Ia mengatakan Rp100 miliar hanya 0,5 persen dibandingkan dengan total utang yang dimiliki oleh Sritex.
"Jadi bisa dibayangkan bagaimana Rp100 miliar bisa membangkrutkan perusahaan yang punya tanggungan kredit lebih dari Rp20 triliun. Ini kan aneh," katanya.
Oleh karena itu, menurut dia, undang-undang perlu dipelajari agar tidak digunakan oleh oknum-oknum kurator ataupun hakim yang sebetulnya niatnya hanya untuk mencari keuntungan.
"Tendensiusnya sangat tinggi sekali, karena benefit yang mereka dapatkan dalam masalah kepailitan cukup besar misalnya mereka dapat fee 10 persen, kalau nilainya Rp20 triliun maka dapatnya Rp2 triliun, besar sekali kan," katanya.
Akibat status pailit, ujarnya, Sritex tidak dapat mendatangkan bahan baku dari luar.
Ia mengatakan saat ini sisa bahan baku hanya cukup untuk produksi selama tiga minggu ke depan.
"Kalau tidak ada lagi pekerjaan artinya secara tidak langsung PHK akan terjadi.

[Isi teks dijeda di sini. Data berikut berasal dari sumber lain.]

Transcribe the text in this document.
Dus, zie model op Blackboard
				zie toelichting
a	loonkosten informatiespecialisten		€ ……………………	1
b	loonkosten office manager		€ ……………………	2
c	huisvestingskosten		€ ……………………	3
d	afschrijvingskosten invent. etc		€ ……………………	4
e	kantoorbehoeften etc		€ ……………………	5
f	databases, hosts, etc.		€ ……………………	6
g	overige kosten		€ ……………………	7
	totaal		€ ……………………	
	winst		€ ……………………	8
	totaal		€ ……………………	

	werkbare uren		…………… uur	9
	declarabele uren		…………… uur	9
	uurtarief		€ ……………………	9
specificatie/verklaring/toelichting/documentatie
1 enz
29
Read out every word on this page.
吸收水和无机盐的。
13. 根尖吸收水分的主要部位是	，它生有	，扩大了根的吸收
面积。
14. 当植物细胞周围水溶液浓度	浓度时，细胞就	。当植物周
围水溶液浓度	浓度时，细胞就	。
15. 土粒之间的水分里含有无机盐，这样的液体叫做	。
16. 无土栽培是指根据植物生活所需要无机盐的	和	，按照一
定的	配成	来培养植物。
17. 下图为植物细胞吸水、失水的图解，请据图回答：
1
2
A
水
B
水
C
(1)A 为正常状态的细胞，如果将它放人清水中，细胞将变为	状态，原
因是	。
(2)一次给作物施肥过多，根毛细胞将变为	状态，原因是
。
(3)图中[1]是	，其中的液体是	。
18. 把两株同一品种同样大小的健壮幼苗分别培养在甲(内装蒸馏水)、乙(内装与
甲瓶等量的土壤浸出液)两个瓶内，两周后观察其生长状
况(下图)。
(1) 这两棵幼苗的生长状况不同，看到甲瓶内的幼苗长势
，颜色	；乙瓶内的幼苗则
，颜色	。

Nah kami punya waktu tiga minggu, selama tiga minggu ini apa yang bisa kami lakukan," katanya.
Ia mengatakan salah satu yang akan dilakukan yakni memberikan saran kepada pemerintah dan mitra kerja terkait.
"Mari kita lihat kepentingan ini secara lebih komprehensif lagi. Kalau proses hukum sekarang yang ditunggu di sini agar MA mencabut kepailitan, tapi kan tergantung MA," katanya.
Dalam hal ini, katanya, Ombudsman tidak dapat mengintervensi MA.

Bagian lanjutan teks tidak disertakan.